The body passed a resolution — submitted and later ratified by Principal Chief Richard Sneed — that asks the BIA to reassign Superintendent William McKee Jr. to a different agency and bring a new superintendent to Cherokee.
“The resolution reiterates a long train of grievances that we’ve had,” Sneed told Council. “The federal government does have a trust responsibility to the tribe, which is carried out first and foremost through the Bureau of Indian Affairs through their agency superintendent. We have been experiencing these issues for at least as long as I’ve been in the executive branch.”
The resolution charges that McKee, who has held the superintendent post since 2016, has been “inconsistent on issues mutually important to the Tribe and the Cherokee agency, has neglected certain matters in a way that suggests disdain for the Tribe’s initiatives and Tribal employees, and has frustrated and delayed the Tribe’s movement toward self-determination.”
The examples cited in the resolution center on disputes about the use and ownership of two different BIA buildings. According to the resolution, McKee had suggested that the tribe seek to have the Cherokee Agency Building, known as the Cherokee Agency Headquarters Building No. 1, declared surplus property by the BIA so that it could be transferred to the tribe as a tribal asset. Tribal Council then passed a resolution officially declaring its support for this request and sent a letter to McKee reiterating this request.
However, the resolution states, in a May 13 letter to Sneed, McKee declined the tribe’s request “on the grounds that the building was essential to the activities of the Cherokee Agency.”
The building has about 42 offices, with BIA employees occupying three of them.

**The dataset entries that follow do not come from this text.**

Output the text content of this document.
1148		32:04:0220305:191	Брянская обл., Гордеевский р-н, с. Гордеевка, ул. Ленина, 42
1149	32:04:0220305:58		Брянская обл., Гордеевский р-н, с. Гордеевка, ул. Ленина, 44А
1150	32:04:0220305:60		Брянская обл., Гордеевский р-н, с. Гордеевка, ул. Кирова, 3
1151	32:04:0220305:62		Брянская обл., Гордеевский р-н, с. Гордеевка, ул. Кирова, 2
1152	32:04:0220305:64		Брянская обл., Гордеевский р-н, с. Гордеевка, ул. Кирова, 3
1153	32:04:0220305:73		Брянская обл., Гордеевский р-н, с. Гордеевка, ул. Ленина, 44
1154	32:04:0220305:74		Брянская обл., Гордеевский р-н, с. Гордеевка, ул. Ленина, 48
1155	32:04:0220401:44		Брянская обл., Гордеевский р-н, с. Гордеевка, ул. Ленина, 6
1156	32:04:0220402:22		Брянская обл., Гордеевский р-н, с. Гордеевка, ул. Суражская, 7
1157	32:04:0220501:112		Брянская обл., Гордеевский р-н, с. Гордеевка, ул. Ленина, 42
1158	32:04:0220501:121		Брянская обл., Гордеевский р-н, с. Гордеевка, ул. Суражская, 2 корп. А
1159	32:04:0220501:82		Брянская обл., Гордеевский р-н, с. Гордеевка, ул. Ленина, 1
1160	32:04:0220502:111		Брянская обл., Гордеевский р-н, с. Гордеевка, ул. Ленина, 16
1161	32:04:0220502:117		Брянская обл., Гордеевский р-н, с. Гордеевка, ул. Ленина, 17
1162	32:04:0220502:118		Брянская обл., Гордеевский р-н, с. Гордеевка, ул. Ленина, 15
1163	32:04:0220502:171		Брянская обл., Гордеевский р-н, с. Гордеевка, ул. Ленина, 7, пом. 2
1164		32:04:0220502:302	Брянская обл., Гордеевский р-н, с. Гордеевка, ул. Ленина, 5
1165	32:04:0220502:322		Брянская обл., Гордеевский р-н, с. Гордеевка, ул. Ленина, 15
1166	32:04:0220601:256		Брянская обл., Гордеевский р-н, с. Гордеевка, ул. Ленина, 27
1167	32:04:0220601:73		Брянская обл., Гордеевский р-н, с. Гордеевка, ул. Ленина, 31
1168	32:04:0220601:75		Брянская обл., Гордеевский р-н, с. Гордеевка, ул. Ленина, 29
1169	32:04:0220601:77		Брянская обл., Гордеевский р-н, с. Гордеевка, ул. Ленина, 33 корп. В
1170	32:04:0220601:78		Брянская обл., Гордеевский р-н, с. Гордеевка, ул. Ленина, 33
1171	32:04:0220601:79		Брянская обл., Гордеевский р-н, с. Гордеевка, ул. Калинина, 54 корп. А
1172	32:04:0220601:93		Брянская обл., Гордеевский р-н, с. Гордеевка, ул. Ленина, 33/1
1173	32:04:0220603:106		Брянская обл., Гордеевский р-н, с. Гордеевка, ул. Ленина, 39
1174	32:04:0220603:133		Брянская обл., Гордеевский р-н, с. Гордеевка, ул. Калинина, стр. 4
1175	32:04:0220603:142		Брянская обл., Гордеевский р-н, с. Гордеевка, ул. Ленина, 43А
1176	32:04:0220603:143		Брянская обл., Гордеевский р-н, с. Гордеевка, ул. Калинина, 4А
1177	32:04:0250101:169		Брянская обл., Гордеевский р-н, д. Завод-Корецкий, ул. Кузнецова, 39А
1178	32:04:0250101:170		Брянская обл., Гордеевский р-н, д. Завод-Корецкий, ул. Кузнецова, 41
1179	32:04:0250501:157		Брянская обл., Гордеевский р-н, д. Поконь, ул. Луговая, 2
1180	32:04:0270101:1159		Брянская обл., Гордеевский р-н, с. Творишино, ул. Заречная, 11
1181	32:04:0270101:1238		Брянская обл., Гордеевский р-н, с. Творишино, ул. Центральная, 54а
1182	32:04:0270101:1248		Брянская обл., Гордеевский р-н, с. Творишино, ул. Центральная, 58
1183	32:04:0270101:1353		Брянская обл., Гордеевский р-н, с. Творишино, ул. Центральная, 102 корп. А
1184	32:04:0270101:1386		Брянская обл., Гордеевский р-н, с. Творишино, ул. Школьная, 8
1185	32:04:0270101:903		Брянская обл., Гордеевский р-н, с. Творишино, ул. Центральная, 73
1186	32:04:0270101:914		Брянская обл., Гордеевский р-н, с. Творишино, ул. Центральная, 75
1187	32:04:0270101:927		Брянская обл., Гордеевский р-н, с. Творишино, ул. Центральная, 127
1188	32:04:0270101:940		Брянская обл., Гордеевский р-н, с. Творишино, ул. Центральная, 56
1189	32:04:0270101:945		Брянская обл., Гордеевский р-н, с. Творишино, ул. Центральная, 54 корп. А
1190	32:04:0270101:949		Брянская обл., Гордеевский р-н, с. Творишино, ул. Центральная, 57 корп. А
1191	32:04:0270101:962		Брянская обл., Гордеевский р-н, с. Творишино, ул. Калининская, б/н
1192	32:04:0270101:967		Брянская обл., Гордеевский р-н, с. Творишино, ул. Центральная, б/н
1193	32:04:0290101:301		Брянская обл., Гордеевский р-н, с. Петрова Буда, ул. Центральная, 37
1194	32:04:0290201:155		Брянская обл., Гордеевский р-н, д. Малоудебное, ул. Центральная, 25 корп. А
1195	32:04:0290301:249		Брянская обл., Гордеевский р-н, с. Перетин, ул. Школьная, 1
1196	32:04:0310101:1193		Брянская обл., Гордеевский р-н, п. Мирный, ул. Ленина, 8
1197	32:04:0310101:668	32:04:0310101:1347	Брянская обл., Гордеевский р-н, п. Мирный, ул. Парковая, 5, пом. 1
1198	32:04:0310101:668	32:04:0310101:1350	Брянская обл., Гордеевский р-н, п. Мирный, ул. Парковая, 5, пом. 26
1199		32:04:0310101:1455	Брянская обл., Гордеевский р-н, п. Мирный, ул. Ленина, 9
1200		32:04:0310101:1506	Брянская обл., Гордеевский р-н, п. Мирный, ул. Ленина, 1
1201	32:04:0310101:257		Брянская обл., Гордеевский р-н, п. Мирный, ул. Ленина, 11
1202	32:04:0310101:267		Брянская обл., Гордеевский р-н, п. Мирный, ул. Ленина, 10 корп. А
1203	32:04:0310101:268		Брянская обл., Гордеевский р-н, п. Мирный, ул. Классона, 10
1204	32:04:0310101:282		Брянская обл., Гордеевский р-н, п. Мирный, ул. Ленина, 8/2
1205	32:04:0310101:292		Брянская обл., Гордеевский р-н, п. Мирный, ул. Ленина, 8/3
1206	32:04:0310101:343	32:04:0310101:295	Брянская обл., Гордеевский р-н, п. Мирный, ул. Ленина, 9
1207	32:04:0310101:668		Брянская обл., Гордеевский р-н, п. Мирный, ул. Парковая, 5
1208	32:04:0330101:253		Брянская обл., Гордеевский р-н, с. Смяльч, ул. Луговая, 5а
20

Currently, 27 tribal employees occupy 21 offices and 18 offices are vacant, the resolution states. The tribe hopes to add six more employees there under the Tribal Realty Services Office. However, the building is old with 39 identified physical deficiencies, which McKee has not made apparent attempts to correct, the resolution charges.
With McKee’s encouragement, the tribe created a revised memorandum of agreement to set parameters for some tribal employees to continue to work in the building, and that MOA was delivered to McKee in May 2019. However, McKee has yet to either execute the MOA or provide a “substantive response” to it, and he has threatened to evict tribal employees from the building due to lack of a MOA, the resolution states.
In addition, the tribe has asked that the vacant Cherokee Agency Building No. 5 be declared surplus property and transferred to the tribe, a request supported by a resolution Tribal Council delivered to McKee in October 2019. However, the resolution states, McKee did not send the request to the BIA Eastern Regional office until Aug. 10, nearly a year later.
“In meetings with Tribal elected officials and BIA superiors, McKee has been very outspoken that he is here to ‘help the tribe,’” the resolution states. “In practice, however, he is not helpful, is inconsistent and in personal encounters he has been rude to tribal employees.”
The tribe is requesting that McKee be reassigned due to its desire to “maintain a mutually helpful and productive” relationship with the BIA.
“We cannot do that with Superintendent McKee,” the resolution states. “Therefore, the tribe requests that a new superintendent be appointed to the Cherokee Agency.”
The resolution passed by a unanimous vote of those present — Wolfetown Representative Chelsea Saunooke and Big Cove Representative Perry Shell were absent for the vote — but it remains to be seen what action, if any, the BIA will take a result. McKee is still listed as the agency superintendent on the BIA website. A reply to an email sent to the address listed as McKee’s contact on the site referred a request for comment to the BIA’s public affairs office. An email sent to the U.S. Department of the Interior’s public affairs director was not returned before press time.